Well, first thing is thanks for confirming the Aussie stereotype of decisions being made on the surf and real things are done. And unlike the golf course you’ve done, Australia a service there and I’m sure Gino Wickman’s pretty thrilled as well. The fact that you’ve created a sub-industry in helping business owners achieve, because a lot of them are already what does he call visionaries, or what the rest of the world calls entrepreneurs who are brilliant at big ideas and they’re typically good at startups and they’ll get a business to about a mil in revenue.

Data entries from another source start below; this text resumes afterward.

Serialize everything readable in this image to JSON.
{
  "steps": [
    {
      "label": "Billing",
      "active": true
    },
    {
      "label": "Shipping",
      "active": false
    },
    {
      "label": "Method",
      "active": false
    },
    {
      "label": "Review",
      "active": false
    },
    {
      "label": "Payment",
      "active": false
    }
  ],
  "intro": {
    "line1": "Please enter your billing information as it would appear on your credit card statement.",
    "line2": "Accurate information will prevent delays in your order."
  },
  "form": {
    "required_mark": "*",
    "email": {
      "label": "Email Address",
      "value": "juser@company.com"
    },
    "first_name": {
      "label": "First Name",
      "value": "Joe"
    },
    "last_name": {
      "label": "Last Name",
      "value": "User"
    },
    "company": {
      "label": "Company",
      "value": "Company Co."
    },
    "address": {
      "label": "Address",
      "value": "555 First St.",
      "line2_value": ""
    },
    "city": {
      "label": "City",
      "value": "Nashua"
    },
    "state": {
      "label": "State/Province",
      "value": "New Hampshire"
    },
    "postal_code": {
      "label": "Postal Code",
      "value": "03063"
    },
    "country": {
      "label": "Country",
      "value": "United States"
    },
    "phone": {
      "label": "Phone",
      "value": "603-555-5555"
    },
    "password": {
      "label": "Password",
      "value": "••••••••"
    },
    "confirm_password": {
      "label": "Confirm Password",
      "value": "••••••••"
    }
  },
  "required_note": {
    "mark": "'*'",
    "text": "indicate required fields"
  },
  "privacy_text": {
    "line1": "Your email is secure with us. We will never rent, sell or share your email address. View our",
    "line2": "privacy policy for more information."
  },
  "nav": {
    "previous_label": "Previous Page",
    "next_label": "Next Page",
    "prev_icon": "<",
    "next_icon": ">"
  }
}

But after that they have trouble with the span of control because they don’t know how to build and create a structure. So is that where you step in once the visionary sort of got the business up over the startup phase, over a million people sort of over probably more than ten people possibly getting on close to 20, they’re starting to feel the stresses of the business growing and the growing pains. And some of those businesses contract after that because the founders are unable to create a structure and maintain control and delegate and keep everything under control because they just haven’t got a structure and their span of control runs out and it gets out of control. So they just dial it back to less numbers. Is that where you come in and say, right, well we need an operating structure, we need some sort of tool to communicate what everyone’s role and responsibility is. We need some sort of process.
Yeah. Where we find ourselves is around about ten when they’ve got about a team of ten plus, which will naturally dictate that they’re going to be doing seven figures easily at that point. So what I’ve found through starting when I started this business is less than five members of staff. They might as well do it themselves. They’re still pretty much involved. Five to ten members of staff. They’re starting to really feel the pain, but they’re still doing it themselves. Ten people or above, it’s absolutely clear cut. So we operate in the sweet spot for us is between ten and 30 staff. That’s where someone engage us as a Fractional Director of Operations. And beyond that, they’re starting to get to a size where they think, we definitely want a full timer in this place and that’s okay because we can come in minimum time, we’d really be involved. Or the smallest we’ve ever done really is three months, but typically six to eight plus come in, get everything running smooth. Like we identify all of the where the problem, what we’d see the problems are, and set a course to resolve, put rhythms in place like how we’re going to plan, how are we going to have feedback loops for campaigns or how we’re going to measure performance and run that. And if the business owner gets to a point where they’re like, okay, we actually want to get a full timer in here, we want to bring someone new in, or we want to bring someone from our own team in. And this has happened to me. One of our early clients said, hey, one of the team members says he can see how this is done now and he wants to do this. We said no problem, we’ll hand over the reins, we’ll train them up and we’ll support them. And what we really want out of this is a referral to keep us going because that’s 80% of where I’m getting my leads for is referral based. So that’s how it’s a win win for us.
Right. And I’d never really thought about this before. I’ve worked with part time or fractional CFOs, and that’s normally the first one to get the headlines and the attention because we got to get our finances under control and it’s really easy, tangible and easy to fix and identify the issue of my finances are out of control. And someone similar to you in the finance world from a corporate sense, brings their finance skills, applies it to four or five SMEs. That’s great. It’s a great use of their time, they’re getting great satisfaction and four or five businesses at a time are benefiting from all that experience because it’d just be overkill for one business. So I’ve seen that with CFOs, I’ve seen it with HR professionals, I’ve seen it with Legals having a crack. I haven’t seen Legals really nail it yet. So it makes sense for an operational director to come in and do a similar role. And I really love what you’re doing is you’re taking the work from Gino Wickman, that attraction stuff and everyone’s familiar with that. So you’ve almost got a blueprint or a playbook that you can use and you can roll out and you can go, right? So how different are you to, I guess, the average consultant out there who is a EOS consultant? Is it the same thing you’re doing or are you doing things differently to those people?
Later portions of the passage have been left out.